In the last step, I want to invest portfolio cash position into short-term treasuries (SHY) to improve overall performance and create summary reports:

	#*****************************************************************
	# Same, plus invest cash into SHY
	#****************************************************************** 					
	weight = target.vol.strategy(models$risk.w.60.40, weight.risk, 6/100, 21, 100/100)
	data.all$weight[] = NA
		data.all$weight$SPY[period.ends,] = weight$stock[period.ends,]
		data.all$weight$TLT[period.ends,] = weight$bond[period.ends,]
		
		cash = 1-rowSums(weight)
		data.all$weight$SHY[period.ends,] = cash[period.ends]
	models$risk.w.60.40.target6.cash = bt.run.share(data.all, clean.signal=T)

	#*****************************************************************
	# Create Report
	#****************************************************************** 	
	plotbt.strategy.sidebyside(models)
	
	plotbt.custom.report.part1(models)
		
	plotbt.custom.report.part2(models$risk.w.60.40.target6)		
	plotbt.custom.report.part2(models$risk.w.60.40.target6.cash)		

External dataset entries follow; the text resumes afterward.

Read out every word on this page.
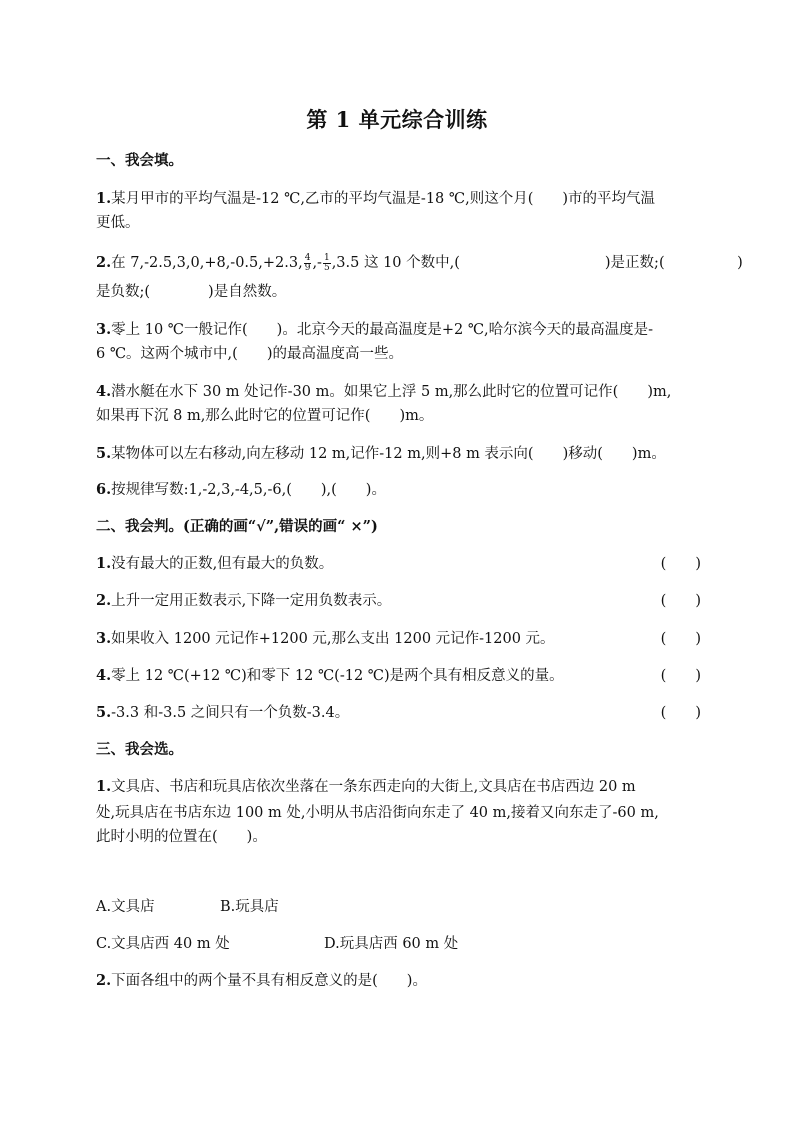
第 1 单元综合训练
一、我会填。
1.某月甲市的平均气温是-12 ℃,乙市的平均气温是-18 ℃,则这个月(　　)市的平均气温
更低。
2.在 7,-2.5,3,0,+8,-0.5,+2.3, $\frac{4}{9}$ ,- $\frac{1}{5} ,3.5$ 这 10 个数中,(　　　　　　　　　　)是正数;(　　　　　)
是负数;(　　　　)是自然数。
3.零上 10 ℃一般记作(　　)。北京今天的最高温度是+2 ℃,哈尔滨今天的最高温度是-
6 ℃。这两个城市中,(　　)的最高温度高一些。
4.潜水艇在水下 30 m 处记作-30 m。如果它上浮 5 m,那么此时它的位置可记作(　　)m,
如果再下沉 8 m,那么此时它的位置可记作(　　)m。
5.某物体可以左右移动,向左移动 12 m,记作-12 m,则+8 m 表示向(　　)移动(　　)m。
6.按规律写数:1,-2,3,-4,5,-6,(　　),(　　)。
二、我会判。(正确的画“√”,错误的画“ ×”)
1.没有最大的正数,但有最大的负数。	(　　)
2.上升一定用正数表示,下降一定用负数表示。	(　　)
3.如果收入 1200 元记作+1200 元,那么支出 1200 元记作-1200 元。	(　　)
4.零上 12 ℃(+12 ℃)和零下 12 ℃(-12 ℃)是两个具有相反意义的量。	(　　)
5.-3.3 和-3.5 之间只有一个负数-3.4。	(　　)
三、我会选。
1.文具店、书店和玩具店依次坐落在一条东西走向的大街上,文具店在书店西边 20 m
处,玩具店在书店东边 100 m 处,小明从书店沿街向东走了 40 m,接着又向东走了-60 m,
此时小明的位置在(　　)。
A.文具店	B.玩具店
C.文具店西 40 m 处	D.玩具店西 60 m 处
2.下面各组中的两个量不具有相反意义的是(　　)。
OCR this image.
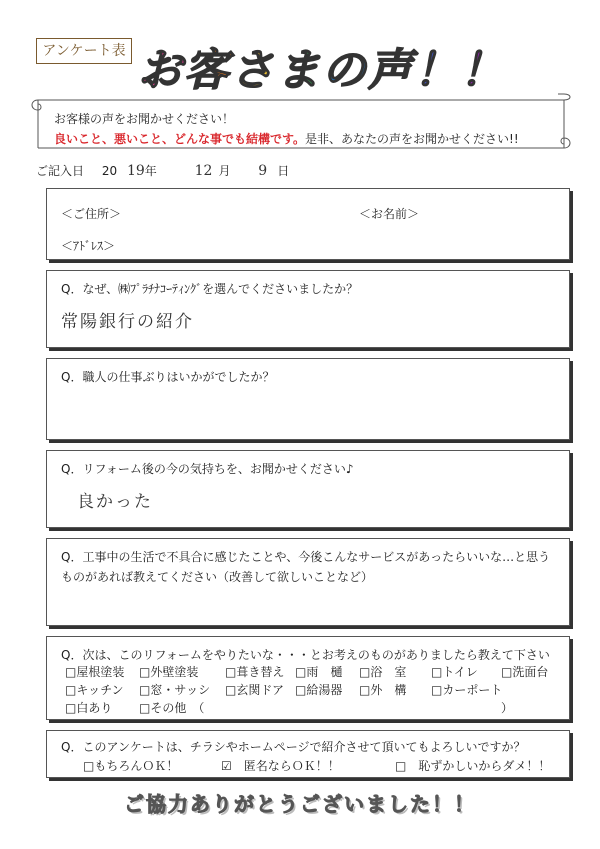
アンケート表 お客さまの声！！
お客様の声をお聞かせください！
良いこと、悪いこと、どんな事でも結構です。是非、あなたの声をお聞かせください!!
ご記入日 20 19年	12 月 9 日
＜ご住所＞	＜お名前＞
＜ｱﾄﾞﾚｽ＞
Q．なぜ、㈱ﾌﾟﾗﾁﾅｺｰﾃｨﾝｸﾞを選んでくださいましたか？
常陽銀行の紹介
Q．職人の仕事ぶりはいかがでしたか？
Q．リフォーム後の今の気持ちを、お聞かせください♪
良かった
Q．工事中の生活で不具合に感じたことや、今後こんなサービスがあったらいいな…と思う
ものがあれば教えてください（改善して欲しいことなど）
Q．次は、このリフォームをやりたいな・・・とお考えのものがありましたら教えて下さい
□屋根塗装 □外壁塗装 □葺き替え □雨　樋 □浴　室 □トイレ □洗面台
□キッチン □窓・サッシ □玄関ドア □給湯器 □外　構 □カーポート
□白あり □その他　（	）
Q．このアンケートは、チラシやホームページで紹介させて頂いてもよろしいですか？
□もちろんＯＫ！	☑　匿名ならＯＫ！！	□　恥ずかしいからダメ！！
ご協力ありがとうございました！！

I’m very happy with results: the returns went down a bit, but portfolio risk adjusted performance is up and draw-downs went down from 30% to 12%. The consistent returns are especially important for a retirement portfolio because it allows you to better plan how much money you can withdraw and sustain your fund for a longer term.

To view the complete source code for this example, please have a look at the bt.new.60.40.test() function in bt.test.r at github.